Будто и вправду, Вечность сама, отозвавшись на зов, явилась под своды древнего замка.
Горина и Корсакова. Год 1996
Весна пришла в Москву в начале мая, но, погостив несколько дней, словно чего-то испугалась или обиделась на что-то - отступила.
И сразу же на столицу обрушились холодные затяжные дожди.
Город вмиг помрачнел и насупился.
Люди старались быстрее убраться с мокрых улиц, а, если позволяли обстоятельства, и вовсе не выходили из дома.
Метрдотеля известного столичного ресторана весьма озадачило пожелание постоянной клиентки, позвонившей, чтобы заказать столик.
Дама была государственным чиновником высокого ранга и, посещая ресторан с друзьями и деловыми партнерами, всегда предпочитала уединение.
Для таких случаев здесь имелось несколько уютных кабинетов.
Правда, они никогда не пустовали.
Но это была совершенно особая клиентка - для нее место нашлось бы при любом стечении обстоятельств.
Однако, сегодня она предпочла открытую террасу, и это было странно.
Во-первых, терраса была у всех на виду.
Во-вторых - в такую погоду сидеть там было, по меньшей мере, неуютно, да и просто - холодно.
Странным было еще и то, что правительственная дама позвонила сама - обычно это делали сотрудники ее секретариата - и сделала заказ довольно поздно.
Собиралась появиться уже через двадцать минут.
Впрочем, в хороших ресторанах желания клиентов не подлежат обсуждению.
Столик на двоих был сервирован точно в срок.
Теперь они сидели на террасе, по которой гулял сырой, пронзительный ветер и обе одинаково зябко втягивали головы в плечи.
Две женщины, примерно одного возраста, еще довольно молодые, и чем-то даже неуловимо похожие.
"Может, сестры? - мельком подумал метрдотель, церемонно встретивший дам у входа - И что бы тогда не сесть в зале, если уж захотелось публичности?"
Далее размышлять на эту тему он стал.
Принял заказ.
Произнес несколько положенных фраз.
И неспешно удалился.
- И что это за новые фантазии: мерзнуть на сквозняке?

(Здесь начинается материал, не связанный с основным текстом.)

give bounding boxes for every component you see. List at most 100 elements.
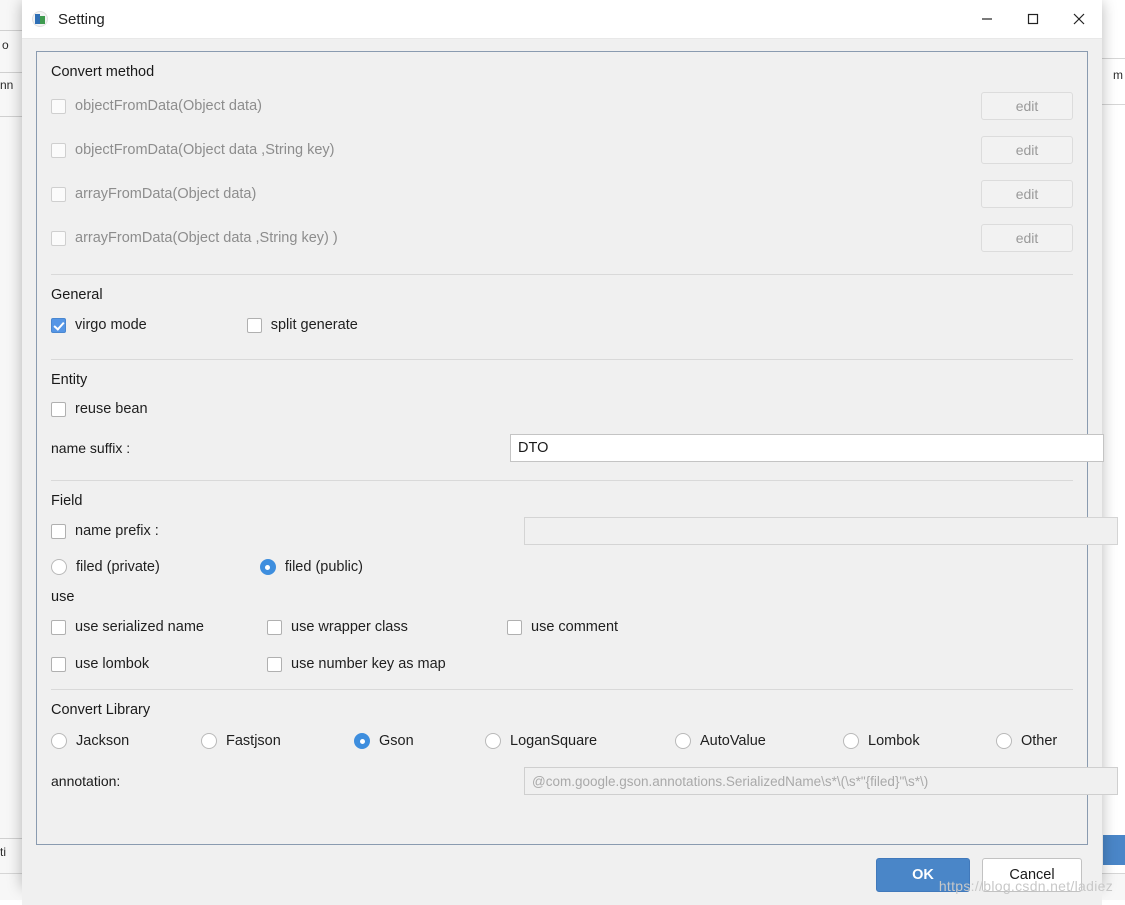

- Прости. Хочешь, я скажу, чтобы из машины принесли мой плащ? Он теплый.
- У меня свой есть. Не надо. Сейчас выпью аперитив и согреюсь. У тебя, наверное, есть причины, сидеть именно здесь?
- Да. Обычно я заказываю кабинет. И не только я. Там вполне могут писать. И даже наверняка - пишут.
- А ты собираешься выдать мне пару-тройку государственных секретов?
- Очень может быть.
- Ого! А то, что мы с тобой, то есть ты - государственный деятель, и я - известный (извини, за нескромность!) психолог трапезничаем у всех на виду, это ничего?
- Это, как раз, хорошо. То, что я лечилась…
- Консультировалась.
- Хорошо, консультировалась у тебя - секрет Полишинеля. По крайней мере, те, кому следует, об этом знают. Им будет понятно, зачем я потащила тебя мерзнуть на сквозняке. Затем и потащила, чтобы они не записали. Мало ли какие у меня личные проблемы?
- Ох, батюшки светы, как у вас там все запущено. А мы действительно будем говорить о… чем-то таком? В смысле, не о твоих личных проблемах?
- Это - с какой стороны смотреть! Я расскажу по порядку. Но прежде, ты мне вот что скажи, у меня хорошая логика?
- Железная. Но ты, вроде бы, никогда в этом не сомневалась. Что-то случилось?